Environment:Allenai Open instruct vLLM Inference
| Knowledge Sources | |
|---|---|
| Domains | Inference, Reinforcement_Learning |
| Last Updated | 2026-02-07 00:00 GMT |
Overview
vLLM 0.14.1 inference engine environment required for GRPO generation and async rollout collection.
Description
The GRPO training workflow uses vLLM as the inference engine for generating rollouts from the policy model. vLLM runs as a Ray actor (`LLMRayActor`) with dedicated GPUs, using Flash Attention backend and V1 API. It supports weight synchronization from the training process via Ray collective communication or NCCL process groups. The engine has configurable GPU memory utilization (default 90%) and prefix caching support.
Usage
Use this environment for GRPO reinforcement learning training. vLLM provides high-throughput generation for rollout collection, which is the primary bottleneck in on-policy RL training. Not required for SFT, DPO, or Reward Model training.
System Requirements
| Category | Requirement | Notes |
|---|---|---|
| OS | Linux (x86_64) | vLLM not supported on macOS or aarch64 |
| Hardware | NVIDIA GPU with CUDA | Dedicated GPUs for inference (separate from training GPUs) |
| VRAM | Model-dependent | Must fit model in vLLM's memory pool |
Dependencies
Python Packages
- `vllm` == 0.14.1
- `ray[default]` >= 2.49.2
- `flash-attn` >= 2.8.3
- `torch` >= 2.9.0
Environment Variables
- `VLLM_USE_V1` = 1 (use V1 engine API)
- `VLLM_DISABLE_COMPILE_CACHE` = 1 (avoid stale compile cache)

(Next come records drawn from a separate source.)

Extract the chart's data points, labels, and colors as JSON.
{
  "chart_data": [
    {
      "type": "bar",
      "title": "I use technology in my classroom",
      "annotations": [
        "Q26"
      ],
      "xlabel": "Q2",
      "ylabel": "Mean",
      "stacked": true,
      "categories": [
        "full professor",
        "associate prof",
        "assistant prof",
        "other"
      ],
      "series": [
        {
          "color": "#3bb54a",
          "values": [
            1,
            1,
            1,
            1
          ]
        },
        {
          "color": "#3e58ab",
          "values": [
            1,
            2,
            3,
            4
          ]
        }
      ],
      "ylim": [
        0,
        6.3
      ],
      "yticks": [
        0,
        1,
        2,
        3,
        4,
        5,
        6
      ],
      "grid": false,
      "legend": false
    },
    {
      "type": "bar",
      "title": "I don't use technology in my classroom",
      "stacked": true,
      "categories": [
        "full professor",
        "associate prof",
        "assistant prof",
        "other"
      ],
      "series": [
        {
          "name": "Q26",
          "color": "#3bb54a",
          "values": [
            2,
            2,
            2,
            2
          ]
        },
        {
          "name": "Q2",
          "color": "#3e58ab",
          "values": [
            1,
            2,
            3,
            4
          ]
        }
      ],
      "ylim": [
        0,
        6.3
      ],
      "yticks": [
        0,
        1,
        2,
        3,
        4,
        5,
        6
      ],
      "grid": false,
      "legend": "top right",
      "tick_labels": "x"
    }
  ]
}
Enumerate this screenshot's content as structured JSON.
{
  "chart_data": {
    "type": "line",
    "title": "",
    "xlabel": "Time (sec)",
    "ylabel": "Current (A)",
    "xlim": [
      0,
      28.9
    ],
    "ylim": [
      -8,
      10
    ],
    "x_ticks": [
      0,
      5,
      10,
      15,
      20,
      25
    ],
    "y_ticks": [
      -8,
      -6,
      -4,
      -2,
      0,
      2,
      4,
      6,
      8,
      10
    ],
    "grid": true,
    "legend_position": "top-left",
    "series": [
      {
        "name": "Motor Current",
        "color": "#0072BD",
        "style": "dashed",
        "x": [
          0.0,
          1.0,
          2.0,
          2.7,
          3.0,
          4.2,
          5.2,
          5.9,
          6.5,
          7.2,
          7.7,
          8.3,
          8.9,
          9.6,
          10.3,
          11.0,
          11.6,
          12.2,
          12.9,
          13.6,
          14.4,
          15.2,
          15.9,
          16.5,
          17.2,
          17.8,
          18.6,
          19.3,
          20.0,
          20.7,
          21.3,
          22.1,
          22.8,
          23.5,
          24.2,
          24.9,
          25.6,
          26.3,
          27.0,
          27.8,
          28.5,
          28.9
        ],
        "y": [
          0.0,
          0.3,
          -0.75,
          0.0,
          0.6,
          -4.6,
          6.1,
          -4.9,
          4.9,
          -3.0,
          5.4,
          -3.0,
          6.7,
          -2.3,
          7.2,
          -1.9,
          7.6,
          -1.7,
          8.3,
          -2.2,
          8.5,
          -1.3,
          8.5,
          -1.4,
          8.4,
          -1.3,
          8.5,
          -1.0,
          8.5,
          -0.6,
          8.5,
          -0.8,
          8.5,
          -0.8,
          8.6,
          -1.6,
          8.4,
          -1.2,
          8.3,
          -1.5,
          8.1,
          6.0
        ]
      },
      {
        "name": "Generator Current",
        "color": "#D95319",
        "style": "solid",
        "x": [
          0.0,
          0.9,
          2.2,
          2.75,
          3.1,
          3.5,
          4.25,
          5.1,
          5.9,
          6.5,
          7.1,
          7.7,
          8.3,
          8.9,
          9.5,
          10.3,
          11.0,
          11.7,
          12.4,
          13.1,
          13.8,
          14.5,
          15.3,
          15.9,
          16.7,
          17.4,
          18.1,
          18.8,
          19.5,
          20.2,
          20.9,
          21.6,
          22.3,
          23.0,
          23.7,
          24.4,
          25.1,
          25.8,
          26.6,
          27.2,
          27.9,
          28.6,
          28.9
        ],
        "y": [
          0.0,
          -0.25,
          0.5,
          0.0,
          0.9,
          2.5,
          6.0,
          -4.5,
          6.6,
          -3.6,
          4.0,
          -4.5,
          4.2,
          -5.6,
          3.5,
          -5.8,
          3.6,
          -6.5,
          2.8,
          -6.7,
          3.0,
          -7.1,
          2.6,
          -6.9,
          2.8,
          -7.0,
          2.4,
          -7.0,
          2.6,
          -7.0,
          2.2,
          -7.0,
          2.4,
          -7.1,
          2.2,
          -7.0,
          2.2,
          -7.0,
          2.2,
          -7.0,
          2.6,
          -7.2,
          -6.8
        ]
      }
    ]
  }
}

- `VLLM_ATTENTION_BACKEND` = FLASH_ATTN
- `VLLM_ALLOW_INSECURE_SERIALIZATION` = 1 (for Ray weight transfer)
- `VLLM_LOGGING_LEVEL` = WARNING
Credentials
- `HF_TOKEN`: Required if loading gated models from HuggingFace Hub.
Quick Install
# vLLM is installed as part of the main project on Linux
uv sync
# Manual install (Linux only)
pip install vllm==0.14.1 ray[default]>=2.49.2 flash-attn>=2.8.3
Code Evidence
vLLM availability check from `conftest.py:5-10`:
try:
import vllm # noqa: F401
VLLM_AVAILABLE = True
except ImportError:
VLLM_AVAILABLE = False
Timeout constants from `vllm_utils.py:74-75`:
INFERENCE_INIT_TIMEOUT_S = 1200 # 20 minutes for engine initialization
VLLM_HEALTH_CHECK_TIMEOUT_S = 600.0 # 10 minutes for health checks
GPU memory utilization default from `data_loader.py:285`:
vllm_gpu_memory_utilization: float = 0.9
v0 caching warning from `data_loader.py:290-293`:
if os.environ.get("VLLM_USE_V1") == "0":
logger.warning("When using the v0 version of vLLM, caching is broken...")
if self.vllm_enable_prefix_caching:
raise ValueError("Prefix caching is currently not supported for v0.")
Common Errors
| Error Message | Cause | Solution |
|---|---|---|
| `ImportError: vllm not found` | vLLM not installed (macOS) | Use Linux for GRPO training |
| `CUDA out of memory` in vLLM | GPU memory utilization too high | Reduce `vllm_gpu_memory_utilization` to 0.8 or 0.7 |
| vLLM health check timeout | Large model loading on first init | Increase VLLM_HEALTH_CHECK_TIMEOUT_S; allow 20 minutes for init |
| Prefix caching error with v0 | Using vLLM v0 API with prefix caching | Set `VLLM_USE_V1=1` or disable prefix caching |
Compatibility Notes
- macOS: vLLM is completely excluded via platform marker. GRPO training is not possible on macOS.
- ARM Linux (aarch64): vLLM support depends on the vLLM release; check vLLM docs.
- vLLM V1 vs V0: V1 is the default. V0 has known caching bugs and lacks prefix caching support.
- Weight sync: Uses Ray collective or NCCL process groups for transferring updated weights from training to inference.